= 1895 New Year Honours =

Appointments by Queen Victoria

The 1895 New Year Honours were appointments by Queen Victoria to various orders and honours to reward and highlight good works by members of the British Empire. They were published on 1 January 1895.

The recipients of honours are displayed here as they were styled before their new honour, and arranged by honour, with classes (Knight, Knight Grand Cross, etc.) and then divisions (Military, Civil, etc.) as appropriate.

==Order of the Star of India==

===Knights Grand Commander (GCSI)===

- His Highness Shahu Chatrapati Maharaj, Raja of Kolhapur

===Knights Commander (KCSI)===

- James Westland, Esq, CSI, Member of the Council of the Governor-General of India.
- Frederick William Richards Fryer, Esq, CSI, Officiating Financial Commissioner, Punjab.
- His Highness Maharao Kesri Singh of Sirohi
- Courtenay Peregrine Ilbert, Esq, CSI, CIE

===Companions (CSI)===

- Charles Cecil Stevens, Esq, Indian Civil Service.
- Major-General Alexander Robert Badcock, CB, Indian Staff Corps, Commissary-General-in-Chief, India.
- Donald Mackenzie Smeaton, Esq, Financial Commissioner, Burma.
- Stephen Jacob, Esq, Indian Civil Service.
- Colonel William Francis Prideaux, Indian Staff Corps.

==Order of the Indian Empire==
===Knights Commander (KCIE)===
- Raja Sudhal Deb of Bamra, CIE
- Colonel Henry Ravenshaw Thuillier, RE, CIE, Surveyor-General of India.
- Nawab Sidi Ahmad Khan Sidi Ibrahim Khan of Janjira
- Raja Sri Rao Vencatesveta Chalapati Ranga Rao Bahadur of Bobbili
- Lt. Col. Adalbert Cecil Talbot

===Companions (CIE)===
- Fazlbhai Visram, Esq, Additional Member of the Council of the Governor-General of India.
- Thomas David Little, Esq
- Colonel Henry Sullivan Jarrett
- Colonel Henry Bristow Sanderson, Indian Staff Corps
- Dewan Rao Bahadur Jhujjhar Singh Jee Deo of Charkhari
- Rai Durgngati Banerjee Bahadur
- Arthur Crommelin Hankin, Esq
- Adam Gillis Tytler, Esq
- Veterinary Captain Joshua Arthur Nunn, DSO, Principal, Veterinary College, Lahore.
- Khan Bahadur Hak Nawaz Khan

==Order of St Michael and St George==
===Knights Grand Cross (GCMG)===
- Sir Arthur Elibank Havelock, KCMG, Governor and Commander-in-Chief of the Island of Ceylon.
- The Honourable Sir Samuel Walker Griffith, KCMG, Chief Justice and formerly Premier of the Colony of Queensland.

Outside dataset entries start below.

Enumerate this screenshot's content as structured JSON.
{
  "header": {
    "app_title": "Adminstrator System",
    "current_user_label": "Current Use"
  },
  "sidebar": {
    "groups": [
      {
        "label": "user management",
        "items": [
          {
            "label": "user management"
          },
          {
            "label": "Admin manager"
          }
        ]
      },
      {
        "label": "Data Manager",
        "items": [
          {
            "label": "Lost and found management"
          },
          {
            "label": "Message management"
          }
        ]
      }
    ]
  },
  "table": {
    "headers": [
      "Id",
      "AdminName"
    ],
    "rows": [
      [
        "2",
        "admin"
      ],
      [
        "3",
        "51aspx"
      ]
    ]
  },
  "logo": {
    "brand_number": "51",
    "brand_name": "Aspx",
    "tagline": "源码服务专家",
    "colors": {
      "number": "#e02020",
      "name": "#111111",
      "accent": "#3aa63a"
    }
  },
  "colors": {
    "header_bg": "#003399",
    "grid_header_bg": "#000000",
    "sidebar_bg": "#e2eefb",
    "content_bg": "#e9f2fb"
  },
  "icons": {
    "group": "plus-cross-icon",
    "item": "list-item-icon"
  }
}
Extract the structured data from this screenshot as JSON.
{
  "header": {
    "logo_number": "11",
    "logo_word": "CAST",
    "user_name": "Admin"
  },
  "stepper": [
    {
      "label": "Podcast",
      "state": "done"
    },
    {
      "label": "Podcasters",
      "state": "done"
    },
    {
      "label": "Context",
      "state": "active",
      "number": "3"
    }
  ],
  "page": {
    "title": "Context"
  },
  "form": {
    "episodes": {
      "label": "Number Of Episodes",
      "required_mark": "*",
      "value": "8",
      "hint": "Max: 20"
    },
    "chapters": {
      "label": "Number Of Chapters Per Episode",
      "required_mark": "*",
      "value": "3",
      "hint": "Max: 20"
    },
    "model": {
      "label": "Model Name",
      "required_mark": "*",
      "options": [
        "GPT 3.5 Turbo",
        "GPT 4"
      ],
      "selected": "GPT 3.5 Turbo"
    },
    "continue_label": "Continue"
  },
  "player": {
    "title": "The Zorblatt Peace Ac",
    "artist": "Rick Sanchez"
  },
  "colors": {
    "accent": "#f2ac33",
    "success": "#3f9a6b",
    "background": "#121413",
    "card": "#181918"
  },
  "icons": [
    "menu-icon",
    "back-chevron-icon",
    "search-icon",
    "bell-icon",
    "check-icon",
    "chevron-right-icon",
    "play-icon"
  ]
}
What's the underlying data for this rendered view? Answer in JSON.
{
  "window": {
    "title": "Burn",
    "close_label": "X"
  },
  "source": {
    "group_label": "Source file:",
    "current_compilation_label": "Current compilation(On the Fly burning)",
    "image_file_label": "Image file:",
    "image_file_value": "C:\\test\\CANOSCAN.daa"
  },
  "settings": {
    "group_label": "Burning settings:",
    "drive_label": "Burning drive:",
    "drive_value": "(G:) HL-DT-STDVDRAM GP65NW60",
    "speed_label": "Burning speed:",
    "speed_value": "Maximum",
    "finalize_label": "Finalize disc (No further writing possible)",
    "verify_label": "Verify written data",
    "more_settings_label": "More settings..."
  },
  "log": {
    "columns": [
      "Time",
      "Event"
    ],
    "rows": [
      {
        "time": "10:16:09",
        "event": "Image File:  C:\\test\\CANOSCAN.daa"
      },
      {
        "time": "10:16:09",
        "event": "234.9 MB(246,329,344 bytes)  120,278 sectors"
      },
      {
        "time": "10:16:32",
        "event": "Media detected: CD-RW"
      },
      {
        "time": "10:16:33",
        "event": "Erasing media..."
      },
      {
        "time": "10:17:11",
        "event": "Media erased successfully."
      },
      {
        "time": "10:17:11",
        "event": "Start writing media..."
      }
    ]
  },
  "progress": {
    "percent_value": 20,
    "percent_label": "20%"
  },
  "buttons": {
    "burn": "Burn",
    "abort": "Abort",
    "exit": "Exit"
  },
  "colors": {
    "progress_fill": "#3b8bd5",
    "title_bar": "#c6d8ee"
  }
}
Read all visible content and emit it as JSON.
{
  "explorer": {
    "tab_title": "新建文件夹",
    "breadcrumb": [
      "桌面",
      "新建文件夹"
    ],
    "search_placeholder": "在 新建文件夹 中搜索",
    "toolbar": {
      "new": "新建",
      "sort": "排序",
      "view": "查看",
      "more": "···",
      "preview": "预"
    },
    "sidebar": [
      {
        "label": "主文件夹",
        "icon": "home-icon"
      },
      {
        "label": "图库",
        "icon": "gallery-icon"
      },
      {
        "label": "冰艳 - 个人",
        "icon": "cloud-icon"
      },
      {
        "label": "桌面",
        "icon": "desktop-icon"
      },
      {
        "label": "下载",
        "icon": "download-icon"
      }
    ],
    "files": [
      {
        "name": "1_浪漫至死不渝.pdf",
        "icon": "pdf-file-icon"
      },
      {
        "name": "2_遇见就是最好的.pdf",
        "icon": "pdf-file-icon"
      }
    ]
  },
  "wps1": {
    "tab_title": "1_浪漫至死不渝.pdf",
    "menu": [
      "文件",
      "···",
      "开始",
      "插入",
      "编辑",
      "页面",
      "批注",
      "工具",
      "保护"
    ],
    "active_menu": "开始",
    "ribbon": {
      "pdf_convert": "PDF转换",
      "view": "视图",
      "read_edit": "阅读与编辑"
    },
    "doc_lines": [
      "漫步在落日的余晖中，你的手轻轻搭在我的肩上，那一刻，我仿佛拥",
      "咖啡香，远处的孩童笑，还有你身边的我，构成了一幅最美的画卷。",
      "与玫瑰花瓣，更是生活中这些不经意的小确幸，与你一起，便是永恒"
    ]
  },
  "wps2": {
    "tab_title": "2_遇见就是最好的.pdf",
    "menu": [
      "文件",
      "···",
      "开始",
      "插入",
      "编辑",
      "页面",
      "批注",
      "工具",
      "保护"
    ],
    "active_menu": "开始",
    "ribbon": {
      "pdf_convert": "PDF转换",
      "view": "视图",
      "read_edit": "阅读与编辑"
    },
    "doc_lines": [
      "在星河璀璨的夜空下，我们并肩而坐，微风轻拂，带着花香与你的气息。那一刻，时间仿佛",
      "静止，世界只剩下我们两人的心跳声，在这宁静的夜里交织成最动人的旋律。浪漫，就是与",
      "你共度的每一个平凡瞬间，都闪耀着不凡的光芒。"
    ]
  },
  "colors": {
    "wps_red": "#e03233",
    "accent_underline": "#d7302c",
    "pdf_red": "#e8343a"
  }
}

===Knights Commander (KCMG)===
- The Honourable Mackenzie Bowell, Prime Minister of the Dominion of Canada, President of the recent Colonial Conference at Ottawa.
- The Honourable James Wilson Agnew, MD, Member of the Executive Council and formerly Premier of the Colony of Tasmania.

===Companions (CMG)===
- Nicholas Darnell Davis, Esq, Comptroller of Customs and Member of the Court of Policy of the Colony of British Guiana.
- John Noble, Esq, Clerk of the House of Assembly of the Colony of the Cape of Good Hope.
- Samuel Deering, Esq, late Assistant Agent General and Assistant Emigration Agent in London for the Colony of South Australia.
- William Thomas Taylor, Esq., Receiver-General and Chief Collector of Customs and Excise of the Island of Cyprus.
- James Stewart, Esq, Assistant Colonial Secretary of the Colony of Fiji.
- Walter Henry Harris, Esq, in recognition of services as Member of the Royal Commission for the British Section of the Chicago Exhibition.